Monitoring and evaluation practices are in constant transformation and respond to different principles and interests. Evaluating means assigning value. It implies measuring, describing and interpreting. In relation to development cooperation, it also involves negotiating opinions and worldviews and, in the case of South-South Cooperation (SSC) more specifically, such dialogue must be conducted in a horizontal manner. Thus, it is a practice permeated by political conceptions and, as such, it is important to promote transparency and encourage the debate on the elements that underpin evaluations – i.e. their objectives, criteria, indicators, methods and uses.
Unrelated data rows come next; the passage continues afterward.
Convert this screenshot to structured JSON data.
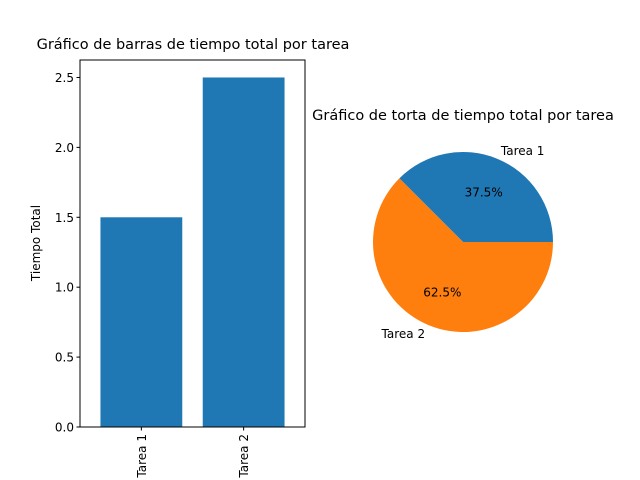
{
  "chart_data": [
    {
      "type": "bar",
      "title": "Gráfico de barras de tiempo total por tarea",
      "xlabel": "",
      "ylabel": "Tiempo Total",
      "categories": [
        "Tarea 1",
        "Tarea 2"
      ],
      "values": [
        1.5,
        2.5
      ],
      "ylim": [
        0,
        2.625
      ],
      "yticks": [
        "0.0",
        "0.5",
        "1.0",
        "1.5",
        "2.0",
        "2.5"
      ],
      "ytick_values": [
        0,
        0.5,
        1.0,
        1.5,
        2.0,
        2.5
      ],
      "grid": false,
      "color": "#1f77b4",
      "xtick_rotation": "vertical"
    },
    {
      "type": "pie",
      "title": "Gráfico de torta de tiempo total por tarea",
      "labels": [
        "Tarea 1",
        "Tarea 2"
      ],
      "values": [
        1.5,
        2.5
      ],
      "percent_labels": [
        "37.5%",
        "62.5%"
      ],
      "colors": [
        "#1f77b4",
        "#ff7f0e"
      ]
    }
  ]
}
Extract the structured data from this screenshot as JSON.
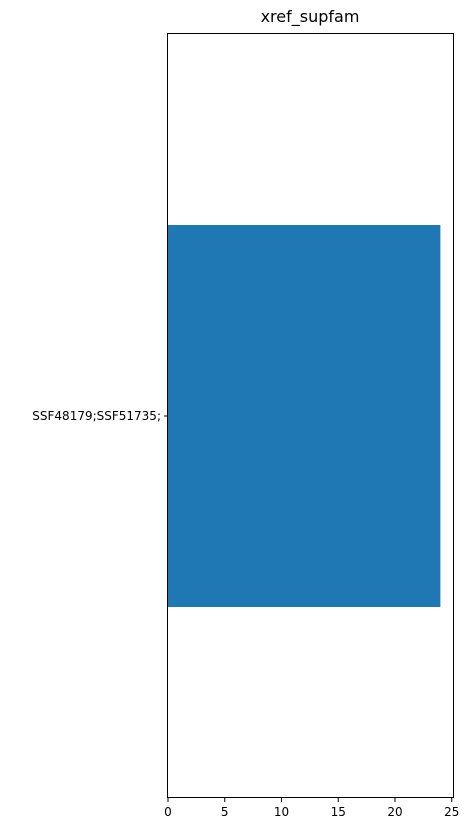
{
  "chart_data": {
    "type": "bar",
    "orientation": "horizontal",
    "title": "xref_supfam",
    "xlabel": "",
    "ylabel": "",
    "categories": [
      "SSF48179;SSF51735;"
    ],
    "values": [
      24
    ],
    "xlim": [
      0,
      25.2
    ],
    "xticks": [
      "0",
      "5",
      "10",
      "15",
      "20",
      "25"
    ],
    "grid": false,
    "colors": {
      "bar": "#1f77b4",
      "axis": "#000000"
    }
  }
}
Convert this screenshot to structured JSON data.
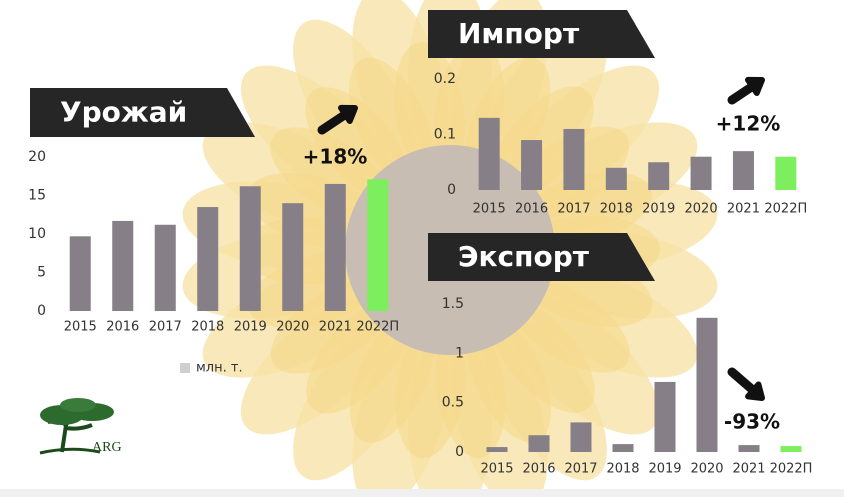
{
  "chart_data": [
    {
      "type": "bar",
      "title": "Урожай",
      "annotation": "+18%",
      "legend": "млн. т.",
      "categories": [
        "2015",
        "2016",
        "2017",
        "2018",
        "2019",
        "2020",
        "2021",
        "2022П"
      ],
      "values": [
        9.7,
        11.7,
        11.2,
        13.5,
        16.2,
        14.0,
        16.5,
        17.1
      ],
      "colors": [
        "#867f87",
        "#867f87",
        "#867f87",
        "#867f87",
        "#867f87",
        "#867f87",
        "#867f87",
        "#7def5f"
      ],
      "ylim": [
        0,
        20
      ],
      "yticks": [
        0,
        5,
        10,
        15,
        20
      ],
      "trend": "up"
    },
    {
      "type": "bar",
      "title": "Импорт",
      "annotation": "+12%",
      "categories": [
        "2015",
        "2016",
        "2017",
        "2018",
        "2019",
        "2020",
        "2021",
        "2022П"
      ],
      "values": [
        0.13,
        0.09,
        0.11,
        0.04,
        0.05,
        0.06,
        0.07,
        0.06
      ],
      "colors": [
        "#867f87",
        "#867f87",
        "#867f87",
        "#867f87",
        "#867f87",
        "#867f87",
        "#867f87",
        "#7def5f"
      ],
      "ylim": [
        0,
        0.2
      ],
      "yticks": [
        0,
        0.1,
        0.2
      ],
      "trend": "up"
    },
    {
      "type": "bar",
      "title": "Экспорт",
      "annotation": "-93%",
      "categories": [
        "2015",
        "2016",
        "2017",
        "2018",
        "2019",
        "2020",
        "2021",
        "2022П"
      ],
      "values": [
        0.05,
        0.17,
        0.3,
        0.08,
        0.71,
        1.36,
        0.07,
        0.06
      ],
      "colors": [
        "#867f87",
        "#867f87",
        "#867f87",
        "#867f87",
        "#867f87",
        "#867f87",
        "#867f87",
        "#7def5f"
      ],
      "ylim": [
        0,
        1.5
      ],
      "yticks": [
        0,
        0.5,
        1,
        1.5
      ],
      "trend": "down"
    }
  ],
  "logo": "ARG"
}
Ignoring such elements can compromise the emergence of critical reflection and learning that evaluations can and should generate.

This document is based on the “Dialogues on Brazilian South-South Cooperation” held in Rio de Janeiro, in January 2017. The event was organized by the BRICS Policy Center in collaboration with the Brazilian Cooperation Agency (ABC) and with the support of the South-South Cooperation Research and Policy Centre (Articulação Sul). It brought together SSC actors from twelve countries, as well as a significant number of Brazilian implementing agencies and international organizations. This document is authored by experts and researchers from Articulação Sul and the BRICS Policy Center. The views contained here do not express the official position of the Brazilian Cooperation Agency nor that of any of the individuals or the institutions they represent, who have actively participated in the “Dialogues”. The report, therefore, presents the authors’ own reflections on the ongoing debate on how to strengthen SSC Monitoring and Evaluation (M&E) systems so they are capable of accounting for the diversity of practices and contexts that constitute the field of SSC.